Dixon's fade, Newgarden's push take IndyCar title race to finale

Barry Cantrell/Motorsport Images

Dixon's fade, Newgarden's push take IndyCar title race to finale


Dixon's fade, Newgarden's push take IndyCar title race to finale


Thirteen was a lucky number for Team Penske’s Josef Newgarden as the reigning NTT IndyCar Series champion used the 13th round of the season to take more points off of Chip Ganassi Racing’s Scott Dixon, whose late-season fade continued at the Harvest Grand Prix doubleheader.

Prior to the start of Round 1 on Friday, Dixon held an imposing 72-point lead over Newgarden, but a perfect day by the Penske driver dropped his rival’s advantage to 40 markers. It wasn’t a win and pole for Newgarden in Round 2, but his fourth-place finish, as Dixon took a distant eighth, cut the lead to 32 points, which sets up a showdown at the season finale, October 25 in St. Petersburg.

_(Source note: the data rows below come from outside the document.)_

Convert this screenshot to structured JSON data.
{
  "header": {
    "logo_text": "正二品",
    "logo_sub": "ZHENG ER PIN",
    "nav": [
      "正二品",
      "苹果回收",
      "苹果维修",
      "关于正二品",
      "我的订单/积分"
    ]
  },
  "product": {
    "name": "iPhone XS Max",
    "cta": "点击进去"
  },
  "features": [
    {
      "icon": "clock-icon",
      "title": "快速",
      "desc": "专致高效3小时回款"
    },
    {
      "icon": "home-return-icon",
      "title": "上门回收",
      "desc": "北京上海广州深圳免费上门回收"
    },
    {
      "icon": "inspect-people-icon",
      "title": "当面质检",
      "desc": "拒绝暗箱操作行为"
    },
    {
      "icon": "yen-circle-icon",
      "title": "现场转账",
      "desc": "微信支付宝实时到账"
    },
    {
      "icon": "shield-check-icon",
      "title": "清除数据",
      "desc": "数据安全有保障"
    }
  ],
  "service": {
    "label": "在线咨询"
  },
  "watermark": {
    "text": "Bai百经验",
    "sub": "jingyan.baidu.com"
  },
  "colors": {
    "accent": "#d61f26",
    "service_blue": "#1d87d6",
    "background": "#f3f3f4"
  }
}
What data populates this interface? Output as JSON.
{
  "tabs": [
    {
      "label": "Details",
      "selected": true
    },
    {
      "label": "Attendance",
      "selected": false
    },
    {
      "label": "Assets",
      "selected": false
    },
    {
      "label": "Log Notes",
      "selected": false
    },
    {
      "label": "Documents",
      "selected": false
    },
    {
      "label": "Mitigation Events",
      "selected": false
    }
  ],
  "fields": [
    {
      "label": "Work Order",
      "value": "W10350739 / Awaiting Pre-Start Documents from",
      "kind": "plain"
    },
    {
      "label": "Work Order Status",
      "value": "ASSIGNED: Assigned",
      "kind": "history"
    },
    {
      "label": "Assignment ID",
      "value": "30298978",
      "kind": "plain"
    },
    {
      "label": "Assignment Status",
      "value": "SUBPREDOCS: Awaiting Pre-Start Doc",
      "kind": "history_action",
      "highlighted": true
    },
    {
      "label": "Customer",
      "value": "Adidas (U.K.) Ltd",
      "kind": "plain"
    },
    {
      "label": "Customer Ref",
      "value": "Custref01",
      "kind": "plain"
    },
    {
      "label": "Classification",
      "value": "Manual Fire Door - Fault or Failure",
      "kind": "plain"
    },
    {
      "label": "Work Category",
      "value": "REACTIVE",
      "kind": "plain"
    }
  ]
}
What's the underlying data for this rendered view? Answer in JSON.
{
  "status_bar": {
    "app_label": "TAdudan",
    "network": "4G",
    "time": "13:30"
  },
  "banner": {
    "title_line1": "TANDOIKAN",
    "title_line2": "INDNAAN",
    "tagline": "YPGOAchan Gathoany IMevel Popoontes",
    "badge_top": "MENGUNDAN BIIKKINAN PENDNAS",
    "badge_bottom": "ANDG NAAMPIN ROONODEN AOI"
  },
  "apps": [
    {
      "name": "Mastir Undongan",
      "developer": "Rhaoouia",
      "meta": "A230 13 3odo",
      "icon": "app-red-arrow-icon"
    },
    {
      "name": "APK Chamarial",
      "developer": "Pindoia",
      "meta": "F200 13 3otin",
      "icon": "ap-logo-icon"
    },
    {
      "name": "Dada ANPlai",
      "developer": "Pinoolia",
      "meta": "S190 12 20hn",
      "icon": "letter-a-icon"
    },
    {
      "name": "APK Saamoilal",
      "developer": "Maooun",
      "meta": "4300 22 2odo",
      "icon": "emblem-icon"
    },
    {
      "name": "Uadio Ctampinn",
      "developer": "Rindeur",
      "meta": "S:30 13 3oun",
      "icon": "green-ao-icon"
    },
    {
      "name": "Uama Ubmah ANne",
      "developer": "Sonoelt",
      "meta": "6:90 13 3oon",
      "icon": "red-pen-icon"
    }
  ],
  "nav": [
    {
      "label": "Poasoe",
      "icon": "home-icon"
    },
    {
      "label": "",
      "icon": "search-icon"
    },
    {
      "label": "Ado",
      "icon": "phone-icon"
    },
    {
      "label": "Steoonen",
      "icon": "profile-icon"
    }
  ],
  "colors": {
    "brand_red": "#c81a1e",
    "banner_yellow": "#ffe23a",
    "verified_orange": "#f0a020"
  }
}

“Man, if we could have had a phenomenal day like yesterday, we’d be in really good shape,” said the reigning champion. “But we were mediocre today. We just didn’t start high up enough. We’re in it with a shot. We can go to St. Pete now and try and win this championship. Just wish we were in a closer position.”

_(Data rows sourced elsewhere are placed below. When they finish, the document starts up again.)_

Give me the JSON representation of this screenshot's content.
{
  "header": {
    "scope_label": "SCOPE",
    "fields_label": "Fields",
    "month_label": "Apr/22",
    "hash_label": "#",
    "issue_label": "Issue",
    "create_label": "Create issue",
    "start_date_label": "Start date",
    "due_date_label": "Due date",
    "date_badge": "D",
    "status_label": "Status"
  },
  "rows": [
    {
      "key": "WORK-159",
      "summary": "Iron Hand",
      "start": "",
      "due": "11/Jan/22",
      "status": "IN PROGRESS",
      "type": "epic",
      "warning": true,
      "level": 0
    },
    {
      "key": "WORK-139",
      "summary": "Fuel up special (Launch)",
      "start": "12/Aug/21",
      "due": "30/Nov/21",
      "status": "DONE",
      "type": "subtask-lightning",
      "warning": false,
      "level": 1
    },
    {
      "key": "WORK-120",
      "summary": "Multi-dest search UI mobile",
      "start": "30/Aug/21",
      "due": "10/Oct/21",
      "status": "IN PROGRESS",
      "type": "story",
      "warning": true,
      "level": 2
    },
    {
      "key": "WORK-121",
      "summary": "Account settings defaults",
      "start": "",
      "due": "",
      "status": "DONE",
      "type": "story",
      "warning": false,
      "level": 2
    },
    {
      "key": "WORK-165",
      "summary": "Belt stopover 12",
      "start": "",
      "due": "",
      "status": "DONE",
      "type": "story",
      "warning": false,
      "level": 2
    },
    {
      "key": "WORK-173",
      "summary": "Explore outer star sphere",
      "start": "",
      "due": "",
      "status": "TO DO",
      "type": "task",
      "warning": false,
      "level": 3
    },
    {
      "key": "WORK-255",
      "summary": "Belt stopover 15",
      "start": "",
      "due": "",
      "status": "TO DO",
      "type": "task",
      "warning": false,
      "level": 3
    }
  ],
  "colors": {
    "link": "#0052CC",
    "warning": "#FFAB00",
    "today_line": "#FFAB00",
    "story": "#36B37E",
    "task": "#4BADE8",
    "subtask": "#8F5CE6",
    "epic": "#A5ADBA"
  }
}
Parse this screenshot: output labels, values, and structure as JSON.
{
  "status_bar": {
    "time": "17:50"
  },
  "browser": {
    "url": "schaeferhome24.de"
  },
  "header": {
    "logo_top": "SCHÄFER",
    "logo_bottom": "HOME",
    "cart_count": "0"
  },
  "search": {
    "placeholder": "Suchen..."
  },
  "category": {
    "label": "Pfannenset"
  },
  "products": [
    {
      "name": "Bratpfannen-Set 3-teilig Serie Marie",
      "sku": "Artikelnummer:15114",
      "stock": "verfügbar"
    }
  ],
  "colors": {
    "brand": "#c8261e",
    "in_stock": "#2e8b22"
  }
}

For the team that could do nothing wrong in the opening nine races of the year, recent results suggest almost nothing has gone right for the No. 9 Honda squad. Dixon’s quest for a sixth championship peaked at a 117-point advantage over the field, and since then, the points loss has been remarkable.

Compared to Newgarden’s No. 1 Chevy and its last four finishes of P2, P8, P1, and P4 for an average of 3.75, Dixon’s entry, by comparison, has repeatedly stumbled: A P10, P10, P9, and P8 string leave the No. 9 with an average finish of 9.25. With the curious absence of qualifying and race pace on too many occasions, Newgarden has cut away two-thirds of Dixon’s lead since Race 1 at World Wide Technology Raceway (which Dixon won), carving the deficit from 96 to 32 points.

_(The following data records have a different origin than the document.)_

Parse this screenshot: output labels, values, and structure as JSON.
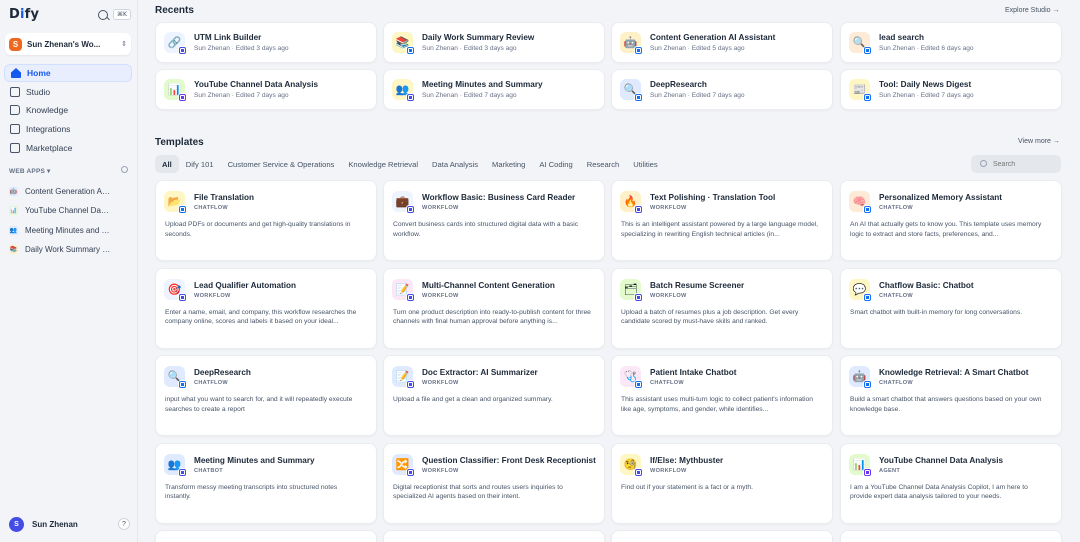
{
  "brand": {
    "logo_pre": "D",
    "logo_i": "i",
    "logo_post": "fy",
    "shortcut": "⌘K"
  },
  "workspace": {
    "initial": "S",
    "name": "Sun Zhenan's Wo..."
  },
  "nav": [
    {
      "label": "Home",
      "icon": "home-icon",
      "active": true
    },
    {
      "label": "Studio",
      "icon": "studio-icon"
    },
    {
      "label": "Knowledge",
      "icon": "knowledge-icon"
    },
    {
      "label": "Integrations",
      "icon": "integrations-icon"
    },
    {
      "label": "Marketplace",
      "icon": "marketplace-icon"
    }
  ],
  "web_apps_heading": "WEB APPS ▾",
  "web_apps": [
    {
      "label": "Content Generation AI ...",
      "icon": "🤖",
      "color": "#e0eaff"
    },
    {
      "label": "YouTube Channel Data...",
      "icon": "📊",
      "color": "#e3fbcc"
    },
    {
      "label": "Meeting Minutes and S...",
      "icon": "👥",
      "color": "#e0eaff"
    },
    {
      "label": "Daily Work Summary R...",
      "icon": "📚",
      "color": "#fef0c7"
    }
  ],
  "user": {
    "initial": "S",
    "name": "Sun Zhenan",
    "help": "?"
  },
  "recents": {
    "title": "Recents",
    "explore_link": "Explore Studio →",
    "items": [
      {
        "title": "UTM Link Builder",
        "meta": "Sun Zhenan · Edited 3 days ago",
        "icon": "🔗",
        "bg": "#eef4ff",
        "mini": "wf"
      },
      {
        "title": "Daily Work Summary Review",
        "meta": "Sun Zhenan · Edited 3 days ago",
        "icon": "📚",
        "bg": "#fef7c3",
        "mini": "chat"
      },
      {
        "title": "Content Generation AI Assistant",
        "meta": "Sun Zhenan · Edited 5 days ago",
        "icon": "🤖",
        "bg": "#fef0c7",
        "mini": "chat"
      },
      {
        "title": "lead search",
        "meta": "Sun Zhenan · Edited 6 days ago",
        "icon": "🔍",
        "bg": "#fdead7",
        "mini": "chat"
      },
      {
        "title": "YouTube Channel Data Analysis",
        "meta": "Sun Zhenan · Edited 7 days ago",
        "icon": "📊",
        "bg": "#e3fbcc",
        "mini": "agent"
      },
      {
        "title": "Meeting Minutes and Summary",
        "meta": "Sun Zhenan · Edited 7 days ago",
        "icon": "👥",
        "bg": "#fef7c3",
        "mini": "wf"
      },
      {
        "title": "DeepResearch",
        "meta": "Sun Zhenan · Edited 7 days ago",
        "icon": "🔍",
        "bg": "#e0eaff",
        "mini": "chat"
      },
      {
        "title": "Tool: Daily News Digest",
        "meta": "Sun Zhenan · Edited 7 days ago",
        "icon": "📰",
        "bg": "#fef7c3",
        "mini": "chat"
      }
    ]
  },
  "templates": {
    "title": "Templates",
    "view_more": "View more →",
    "filters": [
      "All",
      "Dify 101",
      "Customer Service & Operations",
      "Knowledge Retrieval",
      "Data Analysis",
      "Marketing",
      "AI Coding",
      "Research",
      "Utilities"
    ],
    "search_placeholder": "Search",
    "items": [
      {
        "title": "File Translation",
        "type": "CHATFLOW",
        "desc": "Upload PDFs or documents and get high-quality translations in seconds.",
        "icon": "📂",
        "bg": "#fef7c3",
        "mini": "chat"
      },
      {
        "title": "Workflow Basic: Business Card Reader",
        "type": "WORKFLOW",
        "desc": "Convert business cards into structured digital data with a basic workflow.",
        "icon": "💼",
        "bg": "#eef4ff",
        "mini": "wf"
      },
      {
        "title": "Text Polishing · Translation Tool",
        "type": "WORKFLOW",
        "desc": "This is an intelligent assistant powered by a large language model, specializing in rewriting English technical articles (in...",
        "icon": "🔥",
        "bg": "#fef0c7",
        "mini": "wf"
      },
      {
        "title": "Personalized Memory Assistant",
        "type": "CHATFLOW",
        "desc": "An AI that actually gets to know you. This template uses memory logic to extract and store facts, preferences, and...",
        "icon": "🧠",
        "bg": "#fdead7",
        "mini": "chat"
      },
      {
        "title": "Lead Qualifier Automation",
        "type": "WORKFLOW",
        "desc": "Enter a name, email, and company, this workflow researches the company online, scores and labels it based on your ideal...",
        "icon": "🎯",
        "bg": "#eef4ff",
        "mini": "wf"
      },
      {
        "title": "Multi-Channel Content Generation",
        "type": "WORKFLOW",
        "desc": "Turn one product description into ready-to-publish content for three channels with final human approval before anything is...",
        "icon": "📝",
        "bg": "#fce7f6",
        "mini": "wf"
      },
      {
        "title": "Batch Resume Screener",
        "type": "WORKFLOW",
        "desc": "Upload a batch of resumes plus a job description. Get every candidate scored by must-have skills and ranked.",
        "icon": "🗂",
        "bg": "#e3fbcc",
        "mini": "wf"
      },
      {
        "title": "Chatflow Basic: Chatbot",
        "type": "CHATFLOW",
        "desc": "Smart chatbot with built-in memory for long conversations.",
        "icon": "💬",
        "bg": "#fef7c3",
        "mini": "chat"
      },
      {
        "title": "DeepResearch",
        "type": "CHATFLOW",
        "desc": "input what you want to search for, and it will repeatedly execute searches to create a report",
        "icon": "🔍",
        "bg": "#e0eaff",
        "mini": "chat"
      },
      {
        "title": "Doc Extractor: AI Summarizer",
        "type": "WORKFLOW",
        "desc": "Upload a file and get a clean and organized summary.",
        "icon": "📝",
        "bg": "#e0eaff",
        "mini": "wf"
      },
      {
        "title": "Patient Intake Chatbot",
        "type": "CHATFLOW",
        "desc": "This assistant uses multi-turn logic to collect patient's information like age, symptoms, and gender, while identifies...",
        "icon": "🩺",
        "bg": "#fce7f6",
        "mini": "chat"
      },
      {
        "title": "Knowledge Retrieval: A Smart Chatbot",
        "type": "CHATFLOW",
        "desc": "Build a smart chatbot that answers questions based on your own knowledge base.",
        "icon": "🤖",
        "bg": "#e0eaff",
        "mini": "chat"
      },
      {
        "title": "Meeting Minutes and Summary",
        "type": "CHATBOT",
        "desc": "Transform messy meeting transcripts into structured notes instantly.",
        "icon": "👥",
        "bg": "#e0eaff",
        "mini": "wf"
      },
      {
        "title": "Question Classifier: Front Desk Receptionist",
        "type": "WORKFLOW",
        "desc": "Digital receptionist that sorts and routes users inquiries to specialized AI agents based on their intent.",
        "icon": "🔀",
        "bg": "#e0eaff",
        "mini": "wf"
      },
      {
        "title": "If/Else: Mythbuster",
        "type": "WORKFLOW",
        "desc": "Find out if your statement is a fact or a myth.",
        "icon": "🧐",
        "bg": "#fef7c3",
        "mini": "wf"
      },
      {
        "title": "YouTube Channel Data Analysis",
        "type": "AGENT",
        "desc": "I am a YouTube Channel Data Analysis Copilot, I am here to provide expert data analysis tailored to your needs.",
        "icon": "📊",
        "bg": "#e3fbcc",
        "mini": "agent"
      }
    ]
  }
}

Dixon has given away big points since his World Wide Technology Race 1 victory, but holds on to a significant cushion heading to Florida. Image by Levitt/Motorsport Images

In acknowledging his slide at the conclusion of the Harvest Grand Prix, Dixon also noted that Newgarden’s emboldened charge is not a guarantee that the lead will change hands at St. Petersburg. For that to happen, the Penske driver will need another perfect event, and for the No. 9 Honda to suffer a lack of front-running speed.

“I was loose the whole race,” Dixon said. “We tried everything. It was flat out. Interesting day for us. I think we’re 32 points out in the lead now (and) have to be ninth or better come St. Pete. As always, the NTT IndyCar Series comes down to the final race – even with the lead we had, over 100 points at one stage.”

Just as Newgarden claimed the maximum available 54 points with Friday’s IMS road course win, he’ll need a repeat – and Dixon’s aforementioned finish of 10th or worse – to claim his third crown. If the No. 1 Chevy is good, but not great at St. Pete, Dixon will have a much easier path to complete his season-long ownership of the championship lead.

“It’s nice still to be on the leading side of the points at this stage,” he added. “It’s a good margin… (but) we’re definitely going to have our work cut out.”